Entanglement Spectrum in Quantum Many-Body Dynamics and Braiding of Non-Abelian Anyons

Speaker: Zhicheng Yang , Boston University, Physics Department

When: February 16, 2018 (Fri), 12:00PM to 01:00PM (add to my calendar)
Location: SCI 352

This event is part of the Condensed Matter Theory Seminar Series.

We study the entanglement spectrum of highly entangled states in two different contexts: (1) time evolved states after a quantum quench with Hamiltonians exhibiting different dynamical phases; (2) braiding of non-abelian anyons capable or not of universal quantum computation. In the first case, we show that the three distinct dynamical phases known as thermalization, Anderson localization, and many-body localization are marked by different patterns in the entanglement spectrum after a quantum quench.
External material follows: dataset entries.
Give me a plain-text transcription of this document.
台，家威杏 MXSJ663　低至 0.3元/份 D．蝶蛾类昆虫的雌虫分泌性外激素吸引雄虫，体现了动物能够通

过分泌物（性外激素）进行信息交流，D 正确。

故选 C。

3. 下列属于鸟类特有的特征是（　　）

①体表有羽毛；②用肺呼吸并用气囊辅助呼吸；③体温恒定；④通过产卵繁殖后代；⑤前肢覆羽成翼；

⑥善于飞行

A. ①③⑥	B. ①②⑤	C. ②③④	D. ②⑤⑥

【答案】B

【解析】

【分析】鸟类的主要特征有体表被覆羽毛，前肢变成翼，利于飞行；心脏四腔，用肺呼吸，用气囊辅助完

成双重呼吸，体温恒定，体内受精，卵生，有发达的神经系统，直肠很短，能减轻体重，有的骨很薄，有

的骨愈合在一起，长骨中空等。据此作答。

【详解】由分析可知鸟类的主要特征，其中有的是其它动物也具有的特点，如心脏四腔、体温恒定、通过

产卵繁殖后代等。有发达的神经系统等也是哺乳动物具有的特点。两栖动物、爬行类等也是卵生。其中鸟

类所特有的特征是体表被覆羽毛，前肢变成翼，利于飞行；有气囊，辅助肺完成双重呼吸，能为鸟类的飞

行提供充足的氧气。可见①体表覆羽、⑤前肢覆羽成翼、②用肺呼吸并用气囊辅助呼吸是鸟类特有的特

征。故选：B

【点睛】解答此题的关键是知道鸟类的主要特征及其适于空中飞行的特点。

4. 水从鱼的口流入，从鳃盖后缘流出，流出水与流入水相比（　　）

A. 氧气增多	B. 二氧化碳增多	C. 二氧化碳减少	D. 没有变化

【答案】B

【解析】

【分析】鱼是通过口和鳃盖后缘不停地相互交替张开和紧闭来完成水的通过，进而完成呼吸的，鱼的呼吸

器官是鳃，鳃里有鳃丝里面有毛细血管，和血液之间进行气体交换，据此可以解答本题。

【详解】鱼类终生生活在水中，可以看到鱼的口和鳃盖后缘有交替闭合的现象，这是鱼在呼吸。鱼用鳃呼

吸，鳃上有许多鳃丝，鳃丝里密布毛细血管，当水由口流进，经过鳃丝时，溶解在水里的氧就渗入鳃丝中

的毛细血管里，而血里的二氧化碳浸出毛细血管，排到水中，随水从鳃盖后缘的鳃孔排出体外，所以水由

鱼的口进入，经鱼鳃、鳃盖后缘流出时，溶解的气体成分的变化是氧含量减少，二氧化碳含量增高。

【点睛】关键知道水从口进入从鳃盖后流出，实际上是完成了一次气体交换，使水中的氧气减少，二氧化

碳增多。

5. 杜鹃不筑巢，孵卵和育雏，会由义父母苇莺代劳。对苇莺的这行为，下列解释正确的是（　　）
While the entanglement spectrum displays Poisson statistics for the case of Anderson localization, it displays universal Wigner-Dyson statistics for both the cases of many-body localization and thermalization, albeit within very different time scales. We further show that the complexity of entanglement, revealed by the possibility of disentangling the state through a Metropolis-like algorithm, is signaled by whether the entanglement spectrum is Poisson or Wigner-Dyson. In the second part, we study the entanglement spectrum of states generated out of braiding two types of non-abelian anyons: the Majorana fermions and the Fibonacci anyons. We show that the information on whether certain representations of the braid group associated with non-abelian anyons are capable of universal quantum computation can also be extracted from the entanglement spectrum.